By now, I've zoned out. I usually find myself staring off mindlessly into some corner of space. This time, I'm staring directly at Eff, and I don't even realize it. Something catches my attention. I'm like a cat, for it is shiny. Something shiny where it doesn't belong.
It reminds me of Edward Cullen from the movie Twilight, when he's in sunlight. Scintillating skin, a handsome face. Then I realize what it is: a tear. I single drop upon Eff's cheek with a thin, moist trail leading up to an empty blue eye.
My right hand jerks involuntarily, as I feel a sudden longing for my sketchbook that is tucked away in my backpack. I repress the urge though. The bus is bumpy, and the tear won't stay there forever.
See? Now it falls.
And now, I remember what Miranda beseeched of me. I am to learn, to observe, and to make him happy. Get to the root of the problem, and fix it if I can.
Somewhere, in the back of my mind, it occurs to me that Eff might be crying over the girl. But, why then would he have greeted her so kindly while she was in the arms of another man? His reaction made no sense to me. Besides, I'm quite sure that Eff, like me, plays for the team with less players. After all, if he were straight he would not cry for her. Instead, he'd suck it up for thirty minutes until he was off the bus, in his house and behind a locked bathroom door at which point he'd deal with his frustrated emotional issues by jerking off. Call me narrow-minded, but there's only one place that I've seen straight guys cry tears of sadness, and nobody seems to be conducting a God damn funeral on this fucking bus!
Eff and I didn't have the typical platonic male-to-male relationship. First of all, I cannot recall an instance in which we shared a dirty joke, discussed girls, boys or sex. Mind you, we had a webcomic and it did deal with the topic. But that was never personal.
He'd stopped crying, but he still looked sad. It was as if he was running on empty, with nothing left to cry.
One of the main characters was quite the contraversial pseudo-impossibility. He was a cross-dressing, highly conservative, homosexual Muslim, who hid his feminine beauty in public beneath a burkah.
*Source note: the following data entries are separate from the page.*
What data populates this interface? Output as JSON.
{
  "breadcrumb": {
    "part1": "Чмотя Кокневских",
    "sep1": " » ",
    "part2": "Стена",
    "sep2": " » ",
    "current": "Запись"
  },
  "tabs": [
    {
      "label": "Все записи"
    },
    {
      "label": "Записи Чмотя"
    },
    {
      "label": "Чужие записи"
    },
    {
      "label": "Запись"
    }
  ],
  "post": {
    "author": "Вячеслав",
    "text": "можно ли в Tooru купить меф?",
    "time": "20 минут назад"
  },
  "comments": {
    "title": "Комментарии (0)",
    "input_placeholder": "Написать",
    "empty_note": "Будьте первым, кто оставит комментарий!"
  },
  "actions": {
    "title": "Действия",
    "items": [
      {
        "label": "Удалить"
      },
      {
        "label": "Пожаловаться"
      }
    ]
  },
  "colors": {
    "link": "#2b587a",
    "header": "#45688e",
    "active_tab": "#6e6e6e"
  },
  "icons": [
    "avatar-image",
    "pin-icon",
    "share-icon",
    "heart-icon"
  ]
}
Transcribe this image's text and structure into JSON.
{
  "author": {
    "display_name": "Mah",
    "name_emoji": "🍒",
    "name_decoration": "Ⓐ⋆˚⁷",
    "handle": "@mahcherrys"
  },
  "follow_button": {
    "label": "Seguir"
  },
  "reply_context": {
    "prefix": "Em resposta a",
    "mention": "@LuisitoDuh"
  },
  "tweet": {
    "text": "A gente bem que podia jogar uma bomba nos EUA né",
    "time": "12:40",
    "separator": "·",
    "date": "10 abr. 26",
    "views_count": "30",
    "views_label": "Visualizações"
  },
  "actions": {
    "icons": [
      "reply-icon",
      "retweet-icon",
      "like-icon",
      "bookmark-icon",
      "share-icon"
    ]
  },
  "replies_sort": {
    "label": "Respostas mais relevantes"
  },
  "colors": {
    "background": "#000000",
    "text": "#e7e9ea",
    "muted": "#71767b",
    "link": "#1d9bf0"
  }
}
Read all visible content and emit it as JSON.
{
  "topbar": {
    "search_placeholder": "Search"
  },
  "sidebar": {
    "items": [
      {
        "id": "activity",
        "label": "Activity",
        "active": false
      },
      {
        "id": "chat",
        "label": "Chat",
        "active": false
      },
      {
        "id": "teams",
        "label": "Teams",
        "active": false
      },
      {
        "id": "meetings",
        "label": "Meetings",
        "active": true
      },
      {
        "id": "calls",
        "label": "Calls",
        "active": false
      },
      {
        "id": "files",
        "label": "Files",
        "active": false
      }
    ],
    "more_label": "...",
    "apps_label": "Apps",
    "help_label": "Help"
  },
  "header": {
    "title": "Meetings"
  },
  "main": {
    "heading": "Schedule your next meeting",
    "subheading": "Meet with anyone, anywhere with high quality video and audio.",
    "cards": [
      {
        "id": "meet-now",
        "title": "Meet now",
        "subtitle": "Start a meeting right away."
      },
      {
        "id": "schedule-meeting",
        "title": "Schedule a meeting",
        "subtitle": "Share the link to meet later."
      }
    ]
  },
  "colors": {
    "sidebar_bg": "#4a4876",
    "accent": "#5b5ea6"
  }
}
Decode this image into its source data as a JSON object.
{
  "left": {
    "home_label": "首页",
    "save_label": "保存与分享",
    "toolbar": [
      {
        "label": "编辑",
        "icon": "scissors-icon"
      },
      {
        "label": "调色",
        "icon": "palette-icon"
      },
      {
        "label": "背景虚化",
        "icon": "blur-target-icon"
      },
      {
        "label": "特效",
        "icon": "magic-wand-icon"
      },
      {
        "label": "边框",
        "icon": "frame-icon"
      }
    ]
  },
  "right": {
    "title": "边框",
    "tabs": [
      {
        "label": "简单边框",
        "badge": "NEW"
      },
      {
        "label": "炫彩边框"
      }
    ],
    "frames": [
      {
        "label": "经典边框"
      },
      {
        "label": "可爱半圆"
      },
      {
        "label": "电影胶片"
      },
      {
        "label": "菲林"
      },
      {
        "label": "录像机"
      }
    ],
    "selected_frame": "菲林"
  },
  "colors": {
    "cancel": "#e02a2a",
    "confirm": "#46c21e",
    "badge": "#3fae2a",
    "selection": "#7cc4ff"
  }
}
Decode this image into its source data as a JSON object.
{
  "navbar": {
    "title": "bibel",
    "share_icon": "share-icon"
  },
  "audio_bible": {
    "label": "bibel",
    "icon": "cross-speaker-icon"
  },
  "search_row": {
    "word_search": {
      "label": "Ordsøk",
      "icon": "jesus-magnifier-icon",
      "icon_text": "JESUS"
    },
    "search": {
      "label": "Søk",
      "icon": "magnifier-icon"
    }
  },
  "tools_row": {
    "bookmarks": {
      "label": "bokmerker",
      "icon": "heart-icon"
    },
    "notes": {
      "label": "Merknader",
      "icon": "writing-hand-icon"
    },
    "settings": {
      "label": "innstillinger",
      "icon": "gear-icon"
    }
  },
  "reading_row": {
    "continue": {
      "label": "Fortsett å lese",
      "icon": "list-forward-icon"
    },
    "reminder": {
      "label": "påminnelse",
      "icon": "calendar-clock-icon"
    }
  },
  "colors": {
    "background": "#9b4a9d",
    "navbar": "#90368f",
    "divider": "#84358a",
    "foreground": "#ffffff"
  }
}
It was Eff's idea.
Lately, Eff and I had been working our way through episodes of various TV shows on DVD or through streaming video on the net. And we'd just finished both Kyle XY season 2, and Firefly Season 1. The plan was that we'd start our sleepover with the movie Serenity, which is a follow-up to the Firefly TV series. However, I decided at this moment to change the plan. For once, I had to make things clear to Eff. Queer As Folk, Seasons 1-5, the boxset DVD collection I kept under my bed. The first few episodes. He'd see the parralel, wouldn't he? I practically was Justin, the young, virgin homosexual artist looking for love.
The bus reached my stop, and we got off together. Pun may or may not be intended? We'll see.